Reklam
Haberim Hamsi | Trabzon Haber

ÇATIŞMA VE KUTUPLAŞTIRMA SİYASETİNE KARŞI EMEKÇİLER, EZİLENLER, SÖMÜRÜLENLER, KADINLAR EŞİTLİK, ÖZGÜRLÜK, BARIŞ VE DEMOKRASİDE ISRAR EDİYOR!

1 Eylül 1939 günü Nazilerin Polonya’yı işgaliyle başlayan, insanlık tarihinin en acımasız, en kanlı ve en kirli savaşının, II. Dünya Savaşı’nın, başladığı gün olan 1 Eylül, Dünya Barış Günü olarak kabul edildi. Aradan 83 yıl geçti.


ÇATIŞMA VE KUTUPLAŞTIRMA SİYASETİNE KARŞI EMEKÇİLER, EZİLENLER, SÖMÜRÜLENLER, KADINLAR EŞİTLİK, ÖZGÜRLÜK, BARIŞ VE DEMOKRASİDE ISRAR EDİYOR!

Savaş dün Polonya ve tüm Avrupa’daydı, bugün başta Ukrayna olmak üzere dünyanın birçok yerinde irili ufaklı çatışmalarla devam ediyor.

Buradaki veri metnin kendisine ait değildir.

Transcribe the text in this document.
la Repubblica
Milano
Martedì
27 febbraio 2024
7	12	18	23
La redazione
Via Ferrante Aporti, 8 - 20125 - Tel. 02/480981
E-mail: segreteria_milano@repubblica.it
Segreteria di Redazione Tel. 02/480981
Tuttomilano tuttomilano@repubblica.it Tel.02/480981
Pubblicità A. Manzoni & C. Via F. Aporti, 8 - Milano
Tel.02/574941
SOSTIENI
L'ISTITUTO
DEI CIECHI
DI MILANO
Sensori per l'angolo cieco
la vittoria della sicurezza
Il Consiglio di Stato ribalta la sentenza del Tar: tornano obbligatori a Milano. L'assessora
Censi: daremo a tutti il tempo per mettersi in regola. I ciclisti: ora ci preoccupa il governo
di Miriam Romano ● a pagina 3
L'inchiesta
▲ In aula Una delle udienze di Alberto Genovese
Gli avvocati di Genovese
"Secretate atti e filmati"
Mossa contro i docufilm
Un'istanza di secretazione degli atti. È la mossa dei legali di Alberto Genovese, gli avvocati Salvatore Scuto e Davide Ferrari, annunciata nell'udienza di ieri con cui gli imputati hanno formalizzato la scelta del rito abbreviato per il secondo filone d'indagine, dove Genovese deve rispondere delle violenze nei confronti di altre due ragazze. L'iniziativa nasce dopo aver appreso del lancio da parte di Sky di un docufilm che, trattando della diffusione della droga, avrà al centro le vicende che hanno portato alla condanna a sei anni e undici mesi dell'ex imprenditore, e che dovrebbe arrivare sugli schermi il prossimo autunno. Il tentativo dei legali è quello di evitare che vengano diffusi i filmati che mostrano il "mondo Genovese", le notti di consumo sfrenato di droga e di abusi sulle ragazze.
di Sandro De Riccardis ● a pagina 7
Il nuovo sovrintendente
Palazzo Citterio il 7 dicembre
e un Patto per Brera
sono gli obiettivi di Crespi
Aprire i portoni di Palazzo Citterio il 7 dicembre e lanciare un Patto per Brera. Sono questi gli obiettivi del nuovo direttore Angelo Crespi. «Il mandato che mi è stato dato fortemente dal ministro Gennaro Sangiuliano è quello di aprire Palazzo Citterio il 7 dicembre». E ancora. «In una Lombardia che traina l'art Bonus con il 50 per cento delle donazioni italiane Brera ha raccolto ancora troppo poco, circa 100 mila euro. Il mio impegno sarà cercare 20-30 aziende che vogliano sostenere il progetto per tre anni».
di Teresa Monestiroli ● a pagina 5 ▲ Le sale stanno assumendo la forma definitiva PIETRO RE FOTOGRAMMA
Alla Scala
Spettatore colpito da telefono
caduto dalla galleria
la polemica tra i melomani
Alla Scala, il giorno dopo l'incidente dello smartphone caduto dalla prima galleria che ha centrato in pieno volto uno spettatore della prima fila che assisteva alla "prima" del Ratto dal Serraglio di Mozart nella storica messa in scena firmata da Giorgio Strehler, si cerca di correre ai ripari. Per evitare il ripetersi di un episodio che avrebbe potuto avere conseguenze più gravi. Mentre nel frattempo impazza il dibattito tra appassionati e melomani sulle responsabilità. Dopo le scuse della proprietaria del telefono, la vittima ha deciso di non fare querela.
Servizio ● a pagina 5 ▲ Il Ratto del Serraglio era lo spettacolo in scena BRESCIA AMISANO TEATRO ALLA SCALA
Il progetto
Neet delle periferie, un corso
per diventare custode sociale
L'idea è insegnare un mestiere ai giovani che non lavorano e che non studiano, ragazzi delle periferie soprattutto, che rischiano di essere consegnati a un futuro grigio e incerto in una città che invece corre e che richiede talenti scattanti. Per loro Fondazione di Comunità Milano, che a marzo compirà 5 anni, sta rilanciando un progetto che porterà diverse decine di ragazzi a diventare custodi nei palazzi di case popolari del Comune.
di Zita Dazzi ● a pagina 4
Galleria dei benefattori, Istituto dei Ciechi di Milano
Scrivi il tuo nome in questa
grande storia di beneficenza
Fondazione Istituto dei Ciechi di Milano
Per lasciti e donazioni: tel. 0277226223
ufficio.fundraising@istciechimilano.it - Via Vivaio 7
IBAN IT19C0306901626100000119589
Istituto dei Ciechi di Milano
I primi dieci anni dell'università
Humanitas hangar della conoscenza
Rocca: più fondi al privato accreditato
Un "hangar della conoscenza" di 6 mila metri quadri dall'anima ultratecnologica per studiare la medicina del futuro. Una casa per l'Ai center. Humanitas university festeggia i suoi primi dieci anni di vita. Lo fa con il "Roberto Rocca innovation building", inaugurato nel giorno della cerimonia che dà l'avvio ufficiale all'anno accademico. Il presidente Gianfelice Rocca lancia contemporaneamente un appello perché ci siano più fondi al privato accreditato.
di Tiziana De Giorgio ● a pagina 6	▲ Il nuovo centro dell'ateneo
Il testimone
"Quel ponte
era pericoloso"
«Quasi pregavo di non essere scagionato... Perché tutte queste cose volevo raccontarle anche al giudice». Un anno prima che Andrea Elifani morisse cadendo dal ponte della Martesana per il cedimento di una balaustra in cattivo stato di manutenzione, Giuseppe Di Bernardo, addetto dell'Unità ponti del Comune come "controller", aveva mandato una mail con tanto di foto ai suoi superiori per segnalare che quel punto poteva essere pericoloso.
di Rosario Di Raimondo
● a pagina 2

Adeta adı konmamış bir 3. Dünya Savaşı yaşanıyor.

Emperyalistler arası paylaşım savaşları nedeniyle insanlık ve doğa bir kez daha büyük bir kırımla karşı karşıya…

Emperyalist ülkeler, kendi çıkarları uğruna işgallerle, saldırılarla dünyayı kana bulamaya, gerici, dikta güçlere zemin yaratmaya devam ediyorlar.

Bir kez daha insanlık değerleri yerle bir ediliyor, doğa geri dönüşü olmayan tahribatlara maruz kalıyor, gözyaşı ve acılar dinmiyor.

İşçi sınıfının, ezilenlerin büyük bedellerle elde ettiği eşitliğe, özgürlüğe, demokrasiye dair kazanımlar bir bir gasp ediliyor.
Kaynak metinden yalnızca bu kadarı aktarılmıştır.